Book Review: The Parting Glass

 

  • Author: Gina Marie Guadagnino
  • Where I bought this book: Barnes & Noble Bookstore, West Chester, Ohio
  • Why I bought this book: It shares a title with a great old Irish song

******

    Mary Ballard, born Maire O'Farren, left her home and her job in the west of Ireland for reasons unknown -- but eventually explained -- sometime in the early 19th Century.

    Her ensuing life in New York City as an Irish immigrant, a lady's maid, and denizen near the old Five Points neighborhood tells a tale of love and loss, heartbreak, and high living among poverty and destitution.

    Guadagnino's debut novel is a wonderful read.

    It's chock full of Irish history, New York City history, and the history of the Irish in New York. It touches on subjects including LGBT love, the empowerment of women, immigration, and the life of the rich and the poor in the 19th Century. 

    O'Farren -- or Ballard -- caters to her mistress, Charlotte Walden, a wealthy young woman of leisure whose sole goal in life is to find a wealthy husband. Walden, however, would rather love the man who runs the stables at her estate, near Washington Park in old New York City. That man, unknown to the  Charlotte, is Ballard's twin brother, Seanin. Of course, the Waldens are unaware of Charlotte's love for a common man.

    One more thing: Ballard holds in her heart her own unrequited and unspoken love for Miss Walden.

    But that's not all.

    On her nights off, Ballard hits the bars that line the streets of New York's lower east side. She finds a home at the Hibernian, run by Dermot, the man who sponsored and stood for her in New York.
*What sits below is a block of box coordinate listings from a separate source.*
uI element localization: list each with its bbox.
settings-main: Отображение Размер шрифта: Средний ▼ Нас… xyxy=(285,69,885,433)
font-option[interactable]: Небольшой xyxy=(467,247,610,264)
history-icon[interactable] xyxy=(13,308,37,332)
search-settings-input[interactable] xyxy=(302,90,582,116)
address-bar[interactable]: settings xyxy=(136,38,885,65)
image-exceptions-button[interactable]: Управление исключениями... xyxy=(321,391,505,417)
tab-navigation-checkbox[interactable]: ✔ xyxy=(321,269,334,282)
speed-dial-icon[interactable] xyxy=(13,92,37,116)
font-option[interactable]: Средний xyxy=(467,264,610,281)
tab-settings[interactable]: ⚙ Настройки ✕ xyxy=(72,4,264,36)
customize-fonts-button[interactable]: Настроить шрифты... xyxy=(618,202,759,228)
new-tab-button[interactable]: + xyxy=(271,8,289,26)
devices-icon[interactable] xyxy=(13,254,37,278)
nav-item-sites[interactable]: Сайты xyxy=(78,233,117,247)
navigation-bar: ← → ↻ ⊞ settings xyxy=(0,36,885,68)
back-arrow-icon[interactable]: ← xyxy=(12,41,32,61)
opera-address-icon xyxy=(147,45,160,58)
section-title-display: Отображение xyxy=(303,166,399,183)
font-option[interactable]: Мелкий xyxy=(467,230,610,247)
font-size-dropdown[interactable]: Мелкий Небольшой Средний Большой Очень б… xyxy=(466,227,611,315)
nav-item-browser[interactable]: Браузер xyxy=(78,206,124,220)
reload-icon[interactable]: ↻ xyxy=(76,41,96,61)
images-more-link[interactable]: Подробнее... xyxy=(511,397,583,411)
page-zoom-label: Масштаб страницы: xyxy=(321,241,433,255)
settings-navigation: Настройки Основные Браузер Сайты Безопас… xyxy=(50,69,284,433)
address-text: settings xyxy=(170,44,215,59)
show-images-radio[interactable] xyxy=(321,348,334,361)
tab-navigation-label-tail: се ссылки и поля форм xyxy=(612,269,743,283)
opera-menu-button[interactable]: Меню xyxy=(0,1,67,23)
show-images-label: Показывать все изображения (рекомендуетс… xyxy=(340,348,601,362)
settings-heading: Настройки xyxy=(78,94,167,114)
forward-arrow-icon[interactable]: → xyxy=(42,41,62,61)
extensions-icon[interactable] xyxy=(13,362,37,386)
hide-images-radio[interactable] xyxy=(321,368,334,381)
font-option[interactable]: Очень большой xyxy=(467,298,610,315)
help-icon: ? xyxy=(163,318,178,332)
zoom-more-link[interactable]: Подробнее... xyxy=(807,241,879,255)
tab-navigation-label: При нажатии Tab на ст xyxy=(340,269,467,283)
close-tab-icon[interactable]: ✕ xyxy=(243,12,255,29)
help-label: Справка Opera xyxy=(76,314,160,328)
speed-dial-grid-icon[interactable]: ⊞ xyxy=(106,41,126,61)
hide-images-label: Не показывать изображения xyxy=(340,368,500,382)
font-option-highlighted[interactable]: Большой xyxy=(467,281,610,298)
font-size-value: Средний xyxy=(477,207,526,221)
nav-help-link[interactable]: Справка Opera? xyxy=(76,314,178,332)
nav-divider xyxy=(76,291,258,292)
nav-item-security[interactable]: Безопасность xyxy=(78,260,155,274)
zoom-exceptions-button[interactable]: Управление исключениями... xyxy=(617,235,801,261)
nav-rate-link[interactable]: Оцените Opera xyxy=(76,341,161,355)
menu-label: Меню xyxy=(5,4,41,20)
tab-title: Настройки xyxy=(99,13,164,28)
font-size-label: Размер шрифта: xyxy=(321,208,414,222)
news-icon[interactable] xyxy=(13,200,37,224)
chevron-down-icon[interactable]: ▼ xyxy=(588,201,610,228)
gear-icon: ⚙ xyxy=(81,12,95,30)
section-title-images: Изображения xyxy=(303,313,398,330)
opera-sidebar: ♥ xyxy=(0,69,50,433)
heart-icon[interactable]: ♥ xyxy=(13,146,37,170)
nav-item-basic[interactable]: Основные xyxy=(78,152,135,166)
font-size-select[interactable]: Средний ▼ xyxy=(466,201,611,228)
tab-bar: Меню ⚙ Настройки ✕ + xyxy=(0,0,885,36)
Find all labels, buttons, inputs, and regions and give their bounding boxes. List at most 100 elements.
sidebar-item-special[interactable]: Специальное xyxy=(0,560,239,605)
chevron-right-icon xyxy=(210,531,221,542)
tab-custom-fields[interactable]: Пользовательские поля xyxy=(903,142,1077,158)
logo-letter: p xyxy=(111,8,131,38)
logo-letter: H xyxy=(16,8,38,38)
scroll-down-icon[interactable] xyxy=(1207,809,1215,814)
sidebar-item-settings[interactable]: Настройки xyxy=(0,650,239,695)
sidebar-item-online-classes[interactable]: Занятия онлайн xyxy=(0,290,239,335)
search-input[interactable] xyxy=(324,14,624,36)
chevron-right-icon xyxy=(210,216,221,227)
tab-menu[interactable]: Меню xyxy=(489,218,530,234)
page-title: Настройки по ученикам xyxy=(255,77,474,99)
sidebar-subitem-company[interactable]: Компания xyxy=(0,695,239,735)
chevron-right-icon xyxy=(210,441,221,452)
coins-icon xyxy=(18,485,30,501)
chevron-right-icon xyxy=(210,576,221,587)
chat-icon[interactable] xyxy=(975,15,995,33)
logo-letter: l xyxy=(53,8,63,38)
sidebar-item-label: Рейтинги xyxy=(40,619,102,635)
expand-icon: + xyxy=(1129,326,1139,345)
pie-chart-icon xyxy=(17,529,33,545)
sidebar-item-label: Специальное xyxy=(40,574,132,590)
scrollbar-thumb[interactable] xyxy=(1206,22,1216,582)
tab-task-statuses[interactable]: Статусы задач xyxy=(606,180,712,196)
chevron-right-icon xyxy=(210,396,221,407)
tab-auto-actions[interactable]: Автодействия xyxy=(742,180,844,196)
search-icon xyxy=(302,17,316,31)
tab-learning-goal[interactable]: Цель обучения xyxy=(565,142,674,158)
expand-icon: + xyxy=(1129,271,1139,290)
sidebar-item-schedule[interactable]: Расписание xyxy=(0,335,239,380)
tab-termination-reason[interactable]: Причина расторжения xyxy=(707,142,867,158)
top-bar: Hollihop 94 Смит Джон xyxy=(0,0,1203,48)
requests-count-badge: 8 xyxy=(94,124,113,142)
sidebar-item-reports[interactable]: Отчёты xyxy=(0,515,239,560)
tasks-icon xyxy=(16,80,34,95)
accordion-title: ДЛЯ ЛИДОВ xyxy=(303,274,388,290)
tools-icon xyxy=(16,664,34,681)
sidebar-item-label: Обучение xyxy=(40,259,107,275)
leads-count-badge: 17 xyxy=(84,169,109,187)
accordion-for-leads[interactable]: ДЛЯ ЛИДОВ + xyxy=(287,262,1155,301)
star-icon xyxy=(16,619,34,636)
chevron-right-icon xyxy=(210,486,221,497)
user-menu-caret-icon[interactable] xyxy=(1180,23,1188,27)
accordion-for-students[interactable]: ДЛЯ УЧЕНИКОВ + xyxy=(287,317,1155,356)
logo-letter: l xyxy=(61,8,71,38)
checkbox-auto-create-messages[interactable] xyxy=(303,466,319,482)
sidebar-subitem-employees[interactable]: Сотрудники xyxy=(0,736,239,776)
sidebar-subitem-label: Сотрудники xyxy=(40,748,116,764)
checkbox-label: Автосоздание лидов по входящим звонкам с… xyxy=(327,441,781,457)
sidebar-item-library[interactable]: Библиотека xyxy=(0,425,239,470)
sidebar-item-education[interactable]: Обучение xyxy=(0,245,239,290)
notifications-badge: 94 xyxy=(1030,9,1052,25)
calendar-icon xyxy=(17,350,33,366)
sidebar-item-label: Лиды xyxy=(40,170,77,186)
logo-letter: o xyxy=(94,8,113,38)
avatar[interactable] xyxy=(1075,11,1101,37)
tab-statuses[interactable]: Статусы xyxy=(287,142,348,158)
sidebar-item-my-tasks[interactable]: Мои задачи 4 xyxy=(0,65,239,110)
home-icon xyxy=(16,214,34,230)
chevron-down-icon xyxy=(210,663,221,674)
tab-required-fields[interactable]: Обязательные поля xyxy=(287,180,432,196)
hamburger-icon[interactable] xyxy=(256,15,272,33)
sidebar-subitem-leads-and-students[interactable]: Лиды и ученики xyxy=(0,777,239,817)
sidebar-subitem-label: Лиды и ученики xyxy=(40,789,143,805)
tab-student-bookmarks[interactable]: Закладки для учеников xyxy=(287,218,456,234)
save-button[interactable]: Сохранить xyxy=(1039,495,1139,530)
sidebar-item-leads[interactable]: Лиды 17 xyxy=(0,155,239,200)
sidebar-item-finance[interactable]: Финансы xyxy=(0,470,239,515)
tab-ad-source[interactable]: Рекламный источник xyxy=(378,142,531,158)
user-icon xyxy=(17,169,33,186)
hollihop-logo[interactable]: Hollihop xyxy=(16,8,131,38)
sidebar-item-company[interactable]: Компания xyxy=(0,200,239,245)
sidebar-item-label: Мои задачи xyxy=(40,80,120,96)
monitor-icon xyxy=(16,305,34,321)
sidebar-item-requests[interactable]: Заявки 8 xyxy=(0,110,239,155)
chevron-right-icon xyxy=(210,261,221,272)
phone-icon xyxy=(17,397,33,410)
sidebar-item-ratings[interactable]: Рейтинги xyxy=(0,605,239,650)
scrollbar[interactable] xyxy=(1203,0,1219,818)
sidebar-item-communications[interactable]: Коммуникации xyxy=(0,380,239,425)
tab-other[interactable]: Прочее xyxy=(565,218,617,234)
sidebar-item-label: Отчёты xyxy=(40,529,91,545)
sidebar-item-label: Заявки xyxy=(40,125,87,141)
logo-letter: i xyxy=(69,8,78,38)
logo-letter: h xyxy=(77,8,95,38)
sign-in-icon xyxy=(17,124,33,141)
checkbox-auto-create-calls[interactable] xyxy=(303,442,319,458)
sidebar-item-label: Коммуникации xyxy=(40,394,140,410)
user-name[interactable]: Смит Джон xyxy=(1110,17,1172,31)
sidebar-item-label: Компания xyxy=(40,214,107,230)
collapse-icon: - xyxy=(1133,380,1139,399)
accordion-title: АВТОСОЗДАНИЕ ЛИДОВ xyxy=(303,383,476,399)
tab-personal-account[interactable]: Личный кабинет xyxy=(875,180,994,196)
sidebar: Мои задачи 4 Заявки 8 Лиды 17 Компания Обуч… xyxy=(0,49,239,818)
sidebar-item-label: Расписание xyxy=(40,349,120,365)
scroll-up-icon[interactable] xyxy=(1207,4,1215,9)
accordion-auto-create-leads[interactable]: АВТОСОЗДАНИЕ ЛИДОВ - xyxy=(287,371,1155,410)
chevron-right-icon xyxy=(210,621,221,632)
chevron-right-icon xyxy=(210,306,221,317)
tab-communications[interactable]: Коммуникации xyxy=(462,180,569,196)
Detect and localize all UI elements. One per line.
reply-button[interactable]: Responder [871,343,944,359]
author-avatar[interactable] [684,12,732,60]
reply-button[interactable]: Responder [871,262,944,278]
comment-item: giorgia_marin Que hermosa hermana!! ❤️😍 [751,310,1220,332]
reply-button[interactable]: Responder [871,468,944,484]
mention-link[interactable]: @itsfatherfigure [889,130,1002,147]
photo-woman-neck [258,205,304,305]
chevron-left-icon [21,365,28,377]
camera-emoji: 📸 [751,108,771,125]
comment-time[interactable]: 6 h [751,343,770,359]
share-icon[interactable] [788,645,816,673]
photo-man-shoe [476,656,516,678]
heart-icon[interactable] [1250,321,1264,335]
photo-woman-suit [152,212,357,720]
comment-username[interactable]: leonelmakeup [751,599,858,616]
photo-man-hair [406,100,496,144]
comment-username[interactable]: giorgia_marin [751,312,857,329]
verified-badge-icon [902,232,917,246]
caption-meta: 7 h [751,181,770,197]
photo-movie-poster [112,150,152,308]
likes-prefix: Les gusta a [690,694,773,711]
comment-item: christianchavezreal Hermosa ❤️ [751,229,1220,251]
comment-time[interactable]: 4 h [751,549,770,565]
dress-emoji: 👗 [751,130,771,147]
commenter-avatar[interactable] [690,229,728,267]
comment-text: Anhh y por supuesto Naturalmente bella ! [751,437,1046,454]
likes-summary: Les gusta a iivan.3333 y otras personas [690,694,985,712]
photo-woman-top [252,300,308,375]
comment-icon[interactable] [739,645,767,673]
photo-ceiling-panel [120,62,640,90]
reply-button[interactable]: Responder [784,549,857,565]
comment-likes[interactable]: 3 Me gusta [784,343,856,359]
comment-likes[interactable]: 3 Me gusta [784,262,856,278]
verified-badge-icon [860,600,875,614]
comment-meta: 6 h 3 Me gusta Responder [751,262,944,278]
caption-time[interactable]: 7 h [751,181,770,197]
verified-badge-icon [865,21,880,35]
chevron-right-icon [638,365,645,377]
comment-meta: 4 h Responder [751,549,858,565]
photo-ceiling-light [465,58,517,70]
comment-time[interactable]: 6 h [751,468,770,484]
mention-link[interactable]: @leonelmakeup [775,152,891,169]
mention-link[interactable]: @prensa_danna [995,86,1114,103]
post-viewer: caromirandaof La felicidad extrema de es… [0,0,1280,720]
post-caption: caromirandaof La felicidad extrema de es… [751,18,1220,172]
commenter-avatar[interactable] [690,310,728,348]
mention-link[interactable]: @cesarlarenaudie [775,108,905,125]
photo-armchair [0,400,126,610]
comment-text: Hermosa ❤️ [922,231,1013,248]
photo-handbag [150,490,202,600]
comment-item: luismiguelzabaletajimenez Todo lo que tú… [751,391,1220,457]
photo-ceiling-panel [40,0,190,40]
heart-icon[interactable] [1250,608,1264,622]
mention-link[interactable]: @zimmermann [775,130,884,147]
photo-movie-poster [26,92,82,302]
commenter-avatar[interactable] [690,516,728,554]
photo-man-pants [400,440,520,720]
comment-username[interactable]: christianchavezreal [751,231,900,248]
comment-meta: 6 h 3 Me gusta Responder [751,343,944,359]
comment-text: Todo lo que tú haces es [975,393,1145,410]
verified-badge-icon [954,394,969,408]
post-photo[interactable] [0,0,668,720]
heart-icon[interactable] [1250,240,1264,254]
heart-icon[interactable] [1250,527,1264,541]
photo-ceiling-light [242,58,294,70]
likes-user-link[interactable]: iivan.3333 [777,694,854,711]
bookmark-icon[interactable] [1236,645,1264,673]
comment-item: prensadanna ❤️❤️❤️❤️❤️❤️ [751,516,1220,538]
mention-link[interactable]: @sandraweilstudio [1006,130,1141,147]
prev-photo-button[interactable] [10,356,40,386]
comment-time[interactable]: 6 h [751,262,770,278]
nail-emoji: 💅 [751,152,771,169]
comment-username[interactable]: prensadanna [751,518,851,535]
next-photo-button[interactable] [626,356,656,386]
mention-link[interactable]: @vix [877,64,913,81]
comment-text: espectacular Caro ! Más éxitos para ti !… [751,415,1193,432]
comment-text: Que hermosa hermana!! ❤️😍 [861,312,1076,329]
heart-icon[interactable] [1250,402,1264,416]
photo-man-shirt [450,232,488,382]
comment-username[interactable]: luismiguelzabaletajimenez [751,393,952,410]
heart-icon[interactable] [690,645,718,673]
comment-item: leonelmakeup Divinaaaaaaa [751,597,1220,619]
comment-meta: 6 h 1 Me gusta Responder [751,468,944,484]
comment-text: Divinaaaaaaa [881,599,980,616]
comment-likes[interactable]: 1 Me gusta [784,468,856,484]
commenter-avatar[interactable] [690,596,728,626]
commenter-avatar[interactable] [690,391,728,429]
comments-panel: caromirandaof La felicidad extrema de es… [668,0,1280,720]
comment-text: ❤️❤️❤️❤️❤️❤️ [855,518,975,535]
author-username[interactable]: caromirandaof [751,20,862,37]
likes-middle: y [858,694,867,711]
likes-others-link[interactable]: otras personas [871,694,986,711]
There, she meets another lover, a black woman who works as a prostitute and dreams of running her own brothel.

    Meanwhile, Dermot has his own connections with the Tammany Hall Irish who run that part of New York City, along with some ties to the Irish rebels back home. Here's is where Seanin returns to the story.

    Eventually, they all come together in a surprising and intriguing climax. Guadagnino does an impressive jobs with her research, her historical knowledge, and her writing.